Glencore Mine Expansion in Northern Territories Blocked by Aboriginal Lawsuit

📸 Borroloola Clan Vs Glencore by Lock the Gate Alliance

📸 Borroloola Clan Vs Glencore by Lock the Gate Alliance

Glencore was given a permit to build a dredging waste dump site to serve the McArthur River Mine lead and zinc extraction operation in Australia’s Northern Territories. The regional government was sued by members of the Yanyuwa and Yanyuwa-Mara community (who hold Aboriginal title to the site) for failing to consult them. The High Court of Australia ruled in the community’s favor in February 2024.

“These Traditional Owners never gave up. They kept fighting. The NLC [Northern Land Council] hopes that this decision will prompt the mining company to reconsider its approach. We want to see the company engage proactively and in good faith with the Native Title holders ... to obtain their free prior and informed consent.” – Joe Martin Jard, Northern Land Council chief executive.

McArthur River Mine

Mount Isa Mines, a subsidiary of Switzerland-based mining giant Glencore, extracts lead and zinc from the McArthur River Mine in the Northern Territories of Australia. Gudanji elder Josephine Green and Garawa elder Jack Green, who live in the nearby town of Borroloola, have attempted to stop the mine after multiple devastating environmental catastrophes through the courts but failed.

“McArthur River [is] important to all Aboriginal people. There's a culture, there's a sacred site around the mine itself. You destroy the water, you destroy the land, there'll be nothing for you or your kids in future.” – Garrawa elder Jack Green, resident of Borroloola. 

New Waste Dump

Mining ore from McArthur River is taken by train to Bing Bong port, 120 kilometers away. There the ore is put on barges to be transferred to export ships. The barges must cross a shallow channel that has to be dredged regularly. The current site for the dredge waste is almost full so Glencore applied for a permit to expand it on land for which Aboriginal communities have legal title.

Native Title Act

In Australia, Aboriginal peoples have the right to be consulted on mining on all lands to which they have titles, even if they don’t own the land. This right does not extend to infrastructure activities. Glencore, which owns the land for the dump site, argued that since no mining was taking place, they were not required to consult with title holders.


Three Native title holders: Mr.
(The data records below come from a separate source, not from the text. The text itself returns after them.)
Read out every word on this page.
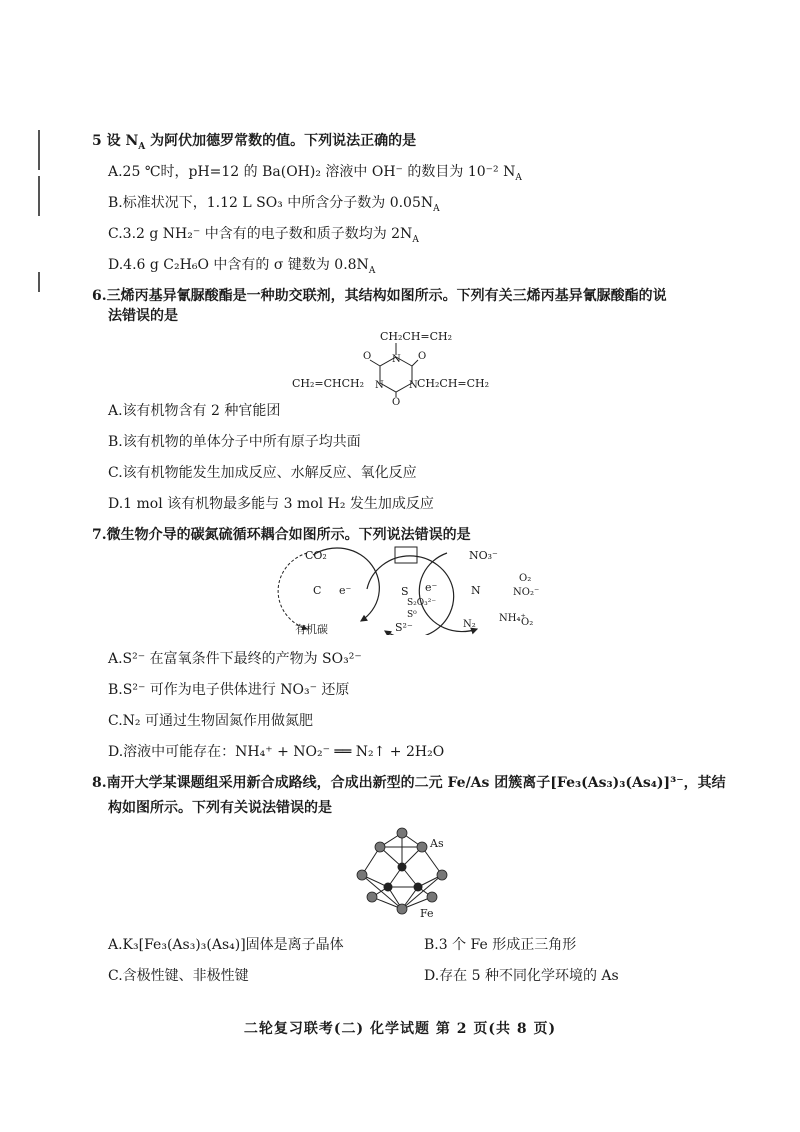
5 设 $N_A$ 为阿伏加德罗常数的值。下列说法正确的是
A.25 ℃时，pH=12 的 Ba(OH)₂ 溶液中 OH⁻ 的数目为 10⁻² $N_A$
B.标准状况下，1.12 L SO₃ 中所含分子数为 $0.05N_A$
C.3.2 g NH₂⁻ 中含有的电子数和质子数均为 $2N_A$
D.4.6 g C₂H₆O 中含有的 σ 键数为 $0.8N_A$
6.三烯丙基异氰脲酸酯是一种助交联剂，其结构如图所示。下列有关三烯丙基异氰脲酸酯的说
法错误的是
CH₂CH=CH₂
N
N	N
O	O
O
CH₂=CHCH₂	CH₂CH=CH₂
A.该有机物含有 2 种官能团
B.该有机物的单体分子中所有原子均共面
C.该有机物能发生加成反应、水解反应、氧化反应
D.1 mol 该有机物最多能与 3 mol H₂ 发生加成反应
7.微生物介导的碳氮硫循环耦合如图所示。下列说法错误的是
CO₂
C e⁻
有机碳
S e⁻
S₂O₃²⁻
S⁰
S²⁻
N
NO₃⁻
O₂
NO₂⁻
NH₄⁺
O₂
N₂
A.S²⁻ 在富氧条件下最终的产物为 SO₃²⁻
B.S²⁻ 可作为电子供体进行 NO₃⁻ 还原
C.N₂ 可通过生物固氮作用做氮肥
D.溶液中可能存在：NH₄⁺ + NO₂⁻ ══ N₂↑ + 2H₂O
8.南开大学某课题组采用新合成路线，合成出新型的二元 Fe/As 团簇离子[Fe₃(As₃)₃(As₄)]³⁻，其结
构如图所示。下列有关说法错误的是
As
Fe
A.K₃[Fe₃(As₃)₃(As₄)]固体是离子晶体	B.3 个 Fe 形成正三角形
C.含极性键、非极性键	D.存在 5 种不同化学环境的 As
二轮复习联考(二) 化学试题 第 2 页(共 8 页)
Friday, David Harvey and Thomas Simon, together with the Northern Land Council (which represent the Aboriginal peoples of the region), sued the government of the Northern Territories arguing that the permit violated their legal rights to be consulted over land use.


In February 2024, the High Court of Australia, which is the top court in the country, ruled unanimously that since the proposed dump area is associated with mining, the Aboriginal landowners had the right to be notified and consulted. The court also ruled that the community had the right to object and to have that objection heard by an independent body. 

Company Response

“McArthur River Mine continues to be engaged in discussions with the traditional owners and with the Northern Land Council in relation to the land which is the subject of the decision of the High Court and other matters.” – Mark Furlotte, general manager of Glencore's McArthur River Mine.